5) Riprendere il cammino cercando di mantenere l’attenzione del cane sul conduttore: parole gentili e di approvazione, un bocconcino occasionale quando sembra riuscire a mantenere l’attenzione più a lungo del solito, sono strumenti importanti per fargli comprendere che sta riuscendo nel compito che gli stiamo assegnando.
6) Ogni volta che inizia ad aumentare il passo per raggiungere qualsiasi cosa bloccarsi come al punto 1 e far fallire il tentativo.
7) Quando si rassegna al fatto che non potrà raggiungere l’oggetto del suo desiderio con lo slancio o l’aumento di velocità, ripetere il punto 2 ed a guinzaglio lento portarlo in prossimità del posto che voleva raggiungere e permettergli di annusare, urinare o svolgere qualsiasi attività avesse voglia di fare.
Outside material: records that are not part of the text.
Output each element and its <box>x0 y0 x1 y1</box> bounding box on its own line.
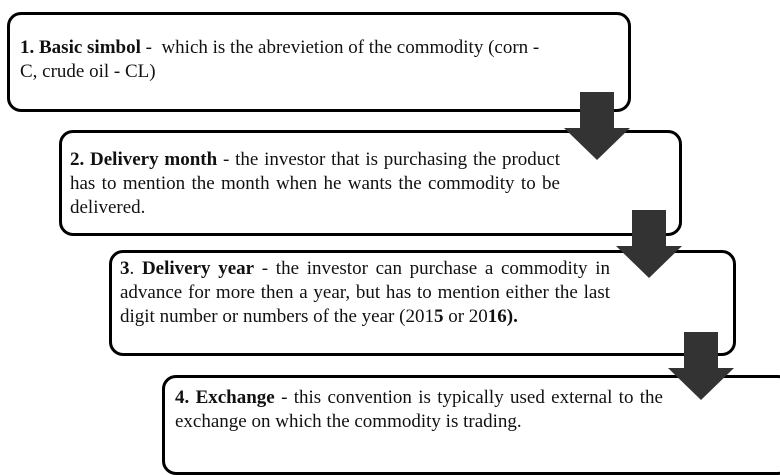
bold-text: 5 <box>433 306 444 327</box>
down-arrow <box>616 210 682 278</box>
step-text: 3. Delivery year - the investor can purc… <box>120 257 610 329</box>
bold-text: 16). <box>487 306 518 327</box>
down-arrow <box>668 332 734 400</box>
step-text: 4. Exchange - this convention is typical… <box>175 386 663 434</box>
text: - this convention is typically used exte… <box>175 387 668 432</box>
step-text: 2. Delivery month - the investor that is… <box>70 148 560 220</box>
bold-text: 3 <box>120 258 130 279</box>
text: - the investor can purchase a commodity … <box>120 258 615 327</box>
bold-text: 4. Exchange <box>175 387 275 408</box>
bold-text: Delivery year <box>141 258 255 279</box>
step-box <box>59 130 682 236</box>
down-arrow <box>564 92 630 160</box>
step-text: 1. Basic simbol - which is the abrevieti… <box>20 36 550 84</box>
text: . <box>129 258 142 279</box>
text: - which is the abrevietion of the commod… <box>20 37 544 82</box>
step-box <box>7 12 631 112</box>
text: or 20 <box>443 306 488 327</box>
bold-text: 1. Basic simbol <box>20 37 141 58</box>
step-box <box>109 250 736 356</box>
text: - the investor that is purchasing the pr… <box>70 149 565 218</box>
bold-text: 2. Delivery month <box>70 149 218 170</box>
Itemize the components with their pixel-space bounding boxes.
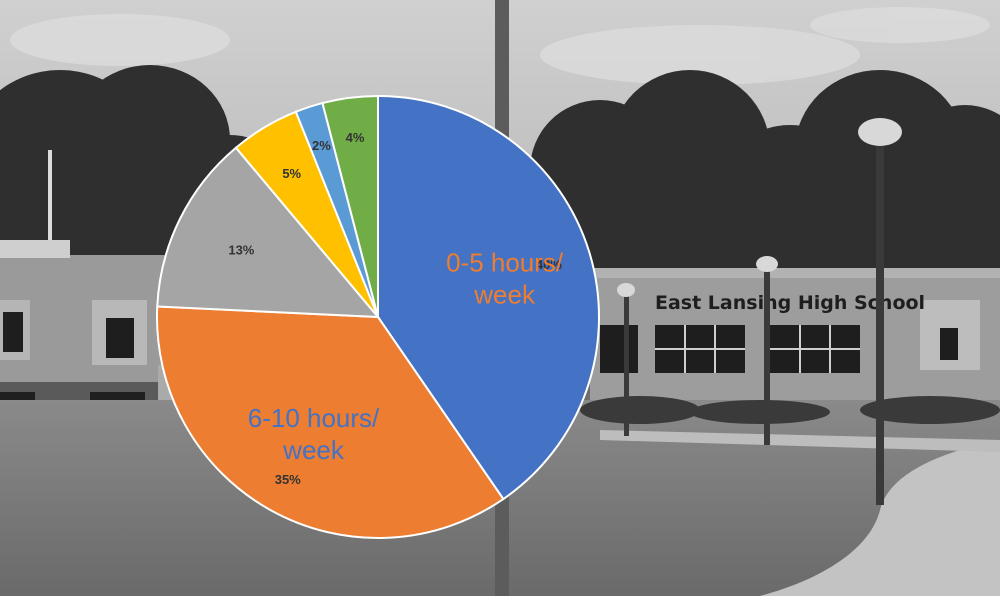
pie-category-label-0: 0-5 hours/week: [446, 248, 564, 310]
pie-category-label-1: 6-10 hours/week: [248, 403, 380, 465]
pie-value-label-3: 5%: [282, 166, 301, 181]
pie-value-label-5: 4%: [346, 130, 365, 145]
pie-slice-1: [156, 305, 505, 539]
sidewalk: [760, 440, 1000, 596]
pie-value-label-2: 13%: [228, 242, 254, 257]
pie-slice-2: [156, 146, 381, 319]
pie-chart: 40%0-5 hours/week 35% 6-10 hours/week 13% 5%…: [156, 94, 600, 539]
cloud-shapes: [10, 7, 990, 85]
shrubs: [580, 396, 1000, 424]
pie-value-label-4: 2%: [312, 138, 331, 153]
pie-value-label-1: 35%: [275, 472, 301, 487]
pie-slice-0: [377, 94, 600, 501]
school-sign: East Lansing High School: [655, 292, 925, 314]
pie-slice-5: [321, 94, 379, 318]
pie-value-label-0: 40%: [536, 257, 562, 272]
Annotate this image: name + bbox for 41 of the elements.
L’unica condizione è che il laccio non vada in tensione altrimenti finisce la libertà di azione.
8) È importante cambiare spesso direzione di marcia per evitare che il cane tenti di anticiparci e mantenga il dubbio della finalità della meta da raggiungere. Questo ci aiuterà a mantenere l’attenzione del cane sul conduttore.
9) Di tanto in tanto, fermarsi in un punto qualsiasi della strada che si sta percorrendo per insegnargli a rimanere fermo vicino a noi. Anche in questo caso il guinzaglio lungo gli permetterà un margine di movimento piuttosto ampio senza darci noia e seguendo le stesse indicazione descritte finora, il cane imparerà a rimanere vicino al conduttore senza essere trattenuto o strangolato.

Quando il cane avrà compreso cosa gli stiamo chiedendo quando pronunciamo il comando “piede” verificare quante volte si è costretti a ricorrere all’uso del guinzaglio per correggere il comportamento. Ad un certo punto sarà evidente che l’apprendimento è avvenuto ed a questo punto si può tentare la condotta senza guinzaglio. I primi tentativi si dovranno effettuare in aree assolutamente prive di pericoli; mano a mano che si raggiunge un buon livello di controllo si potranno scegliere luoghi con maggiori distrazioni per il cane, fino a raggiungere la totale padronanza della situazione.

Ovviamente, questi suggerimenti devono essere considerare come indicazioni di massima e devono essere adattate alla personalità del cane con cui si sta comunicando; alcuni cani subiscono pesantemente anche la più lieve delle sgridate mentre altri sembrano rimanere indifferenti anche alle più sonore strattonate; alcuni si attivano come calamitati da un insipido croccantini, altri rimangono indifferenti alla tentazione di una salsiccia e così via. Il compito del proprietario di un cane è cercare di scoprire a cosa il suo cane sia sensibile ed utilizzare questi strumenti per insegnare prima e verificare poi se l’apprendimento sia avvenuto. Durante l’insegnamento il costo dell’errore per l’allievo deve essere sempre molto basso e la motivazione molto alta, solo dopo aver avuto la certezza che il cane è in grado di produrre una prestazione ed intenzionalmente si rifiuta di metterla in atto si può ricorrere ad una punizione.